The Duke, un film de Roger Michel avec Jim Broadbent, Helen Mirren, Fionn Whitehead
Rencontre Pro-Fil du 19 mai 2022
The Duke est un parfait exemple de la manière dont le cinéma peut contribuer à populariser une philosophie auprès du plus large public et en même temps une belle démonstration de la manière dont le cinéma peut nous entraîner sur des fausses pistes.
En effet, Roger Michel nous raconte une histoire parfaitement crédible ou en tout cas nous y fait croire sans que notre esprit soit arrêté par des invraisemblances pour finalement nous raconter le même évènement, à savoir le vol du portrait du duc de Wellington à la National Gallery de Londres en 1961, d'une toute autre manière, bien plus réelle. Une trame narrative et un dispositif scénaristique pour nous rappeler que le cinéma comme la vie est avant tout une histoire de point de vue, autrement dit de montage.
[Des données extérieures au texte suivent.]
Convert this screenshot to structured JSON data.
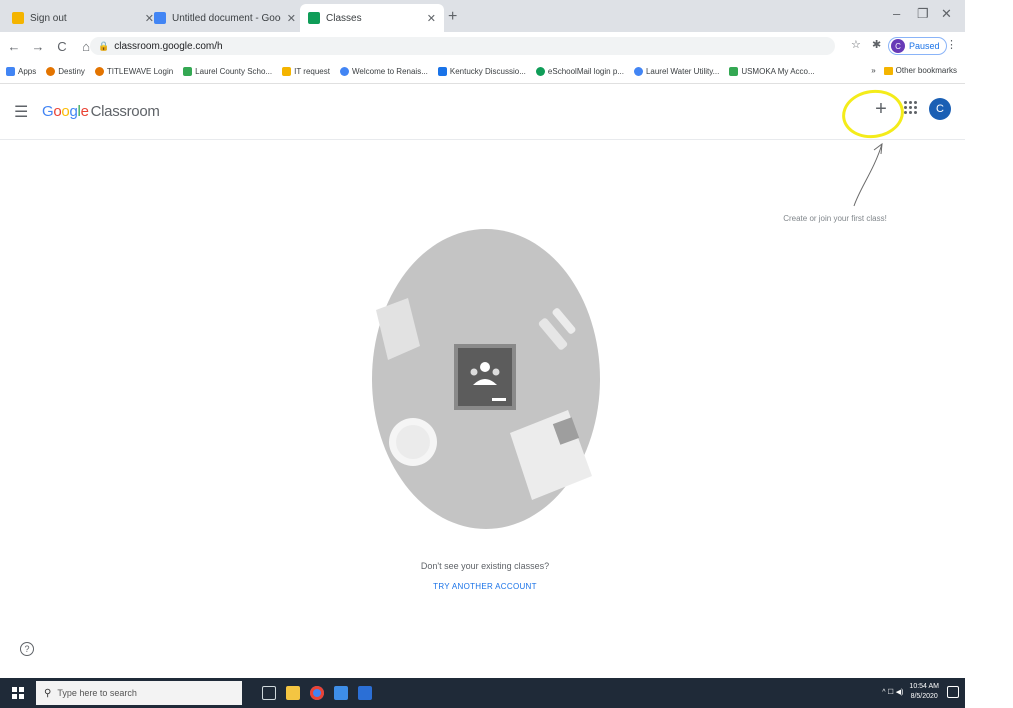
{
  "browser": {
    "tabs": [
      {
        "title": "Sign out",
        "favicon_color": "#f4b400",
        "active": false
      },
      {
        "title": "Untitled document - Google Do",
        "favicon_color": "#4285f4",
        "active": false
      },
      {
        "title": "Classes",
        "favicon_color": "#0f9d58",
        "active": true
      }
    ],
    "new_tab_symbol": "+",
    "window_controls": [
      "–",
      "❐",
      "✕"
    ],
    "nav": {
      "back": "←",
      "forward": "→",
      "reload": "C",
      "home": "⌂"
    },
    "url": "classroom.google.com/h",
    "profile_label": "Paused",
    "profile_initial": "C"
  },
  "bookmarks": {
    "items": [
      {
        "label": "Apps",
        "color": "#4285f4"
      },
      {
        "label": "Destiny",
        "color": "#e37400"
      },
      {
        "label": "TITLEWAVE Login",
        "color": "#e37400"
      },
      {
        "label": "Laurel County Scho...",
        "color": "#34a853"
      },
      {
        "label": "IT request",
        "color": "#f4b400"
      },
      {
        "label": "Welcome to Renais...",
        "color": "#4285f4"
      },
      {
        "label": "Kentucky Discussio...",
        "color": "#1a73e8"
      },
      {
        "label": "eSchoolMail login p...",
        "color": "#0f9d58"
      },
      {
        "label": "Laurel Water Utility...",
        "color": "#4285f4"
      },
      {
        "label": "USMOKA My Acco...",
        "color": "#34a853"
      }
    ],
    "overflow": "»",
    "other_bookmarks": "Other bookmarks"
  },
  "classroom": {
    "logo_letters": [
      "G",
      "o",
      "o",
      "g",
      "l",
      "e"
    ],
    "product_name": "Classroom",
    "plus_symbol": "+",
    "avatar_initial": "C",
    "hint": "Create or join your first class!",
    "empty_message": "Don't see your existing classes?",
    "try_another": "TRY ANOTHER ACCOUNT",
    "help_symbol": "?"
  },
  "taskbar": {
    "search_placeholder": "Type here to search",
    "time": "10:54 AM",
    "date": "8/5/2020",
    "tray_symbols": "^  ☐  ◀)"
  }
}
Au-delà de cet aspect formel qui fait de The Duke un cas d'école pour illustrer la différence entre crédible, croyable et réel - comme si finalement on y croyait parce qu'on a juste envie d'y croire, à cette histoire d'un Robin des Bois sexagénaire commettant un crime que "seule une bande organisée" ou le Docteur No (double référence à la fin de The Duke) pouvait commettre. Le spectateur est dupé alors que tout (ou presque) lui est montré et tout est dans le "presque".
Mais plus que la technique cinématographique, c'est la manière dont le message d'une philosophie profondément altruiste est tranquillement distillé auprès du public par le biais d'une comédie, bien plus référencée qu'il n'y paraît. Si la croisade de Kempton Burton pour la gratuité de la redevance télé est de l'ordre de David contre Goliath, la sympathie qu'elle provoque chez le spectateur du film est immédiate tout comme l'autre public auquel s'adresse le héros, c'est-à-dire le public de son procès. Burton est, comme l'affirme son avocat, un "bonhomme" en insistant sur la bonté foncière du personnage. Kempton Burton est un idéaliste qui croit simplement que l'homme vaut mieux que ce qu'il ne fait et en l'importance de l'altruisme.
"Tu es moi et je suis toi, tu es ce que je te fais, je suis ce que tu me fais", cette magnifique définition que donne Burton de la vie en société est profondément ancrée dans la société britannique, pourtant réputée pour son libéralisme économique. Depuis Samuel Butler (Erewhon, 1872), Mandeville (La Fable des abeilles, 1714) et Thomas Hobbes (Léviathan, 1651), la philosophie britannique est traversée par le débat entre égoïsme et altruisme. Même la "main invisible" d'Adam Smith (Théorie des sentiments moraux,1759), pilier du libéralisme, doit se comprendre dans cette logique qu'il y a fondamentalement une recherche, non pas de son propre intérêt mais de l'intérêt d'autrui, dans le fonctionnement de la société. Et c'est cette croyance, au cœur du libéralisme, que promeut en réalité Kempton Burton sous ses traits de Robin des Bois. Lorsqu'il raconte son expérience fondatrice, alors qu'il risquait la noyade, qu'il a simplement patienté, persuadé qu'il était que quelqu'un allait venir à son secours, il affirme sa foi en l'humanité.
Même s'il est licencié pour avoir pris la défense d'un immigré abusé, même si les apparences sont contre cette idée de la sympathie existant entre les hommes, Kempton Burton ne cesse d'y croire et de donner tort à Jean-Paul Sartre. Non les autres ne sont pas l'enfer mais le paradis, à la condition de les aimer comme soi-même. Une référence chrétienne qui n'est pas du tout explicite dans le film mais qui est la condition même pour que la philosophie libérale de l'altruisme puisse fonder une société.
Par son ton léger et "sympathique" justement, par la communion qui se met en place entre l'accusé, ses juges et le public, The Duke aborde, l'air de rien, des questions philosophiques de première importance sans même parler du sentiment de culpabilité de celui qui, croyant bien faire, se croit responsable de la mort de sa fille.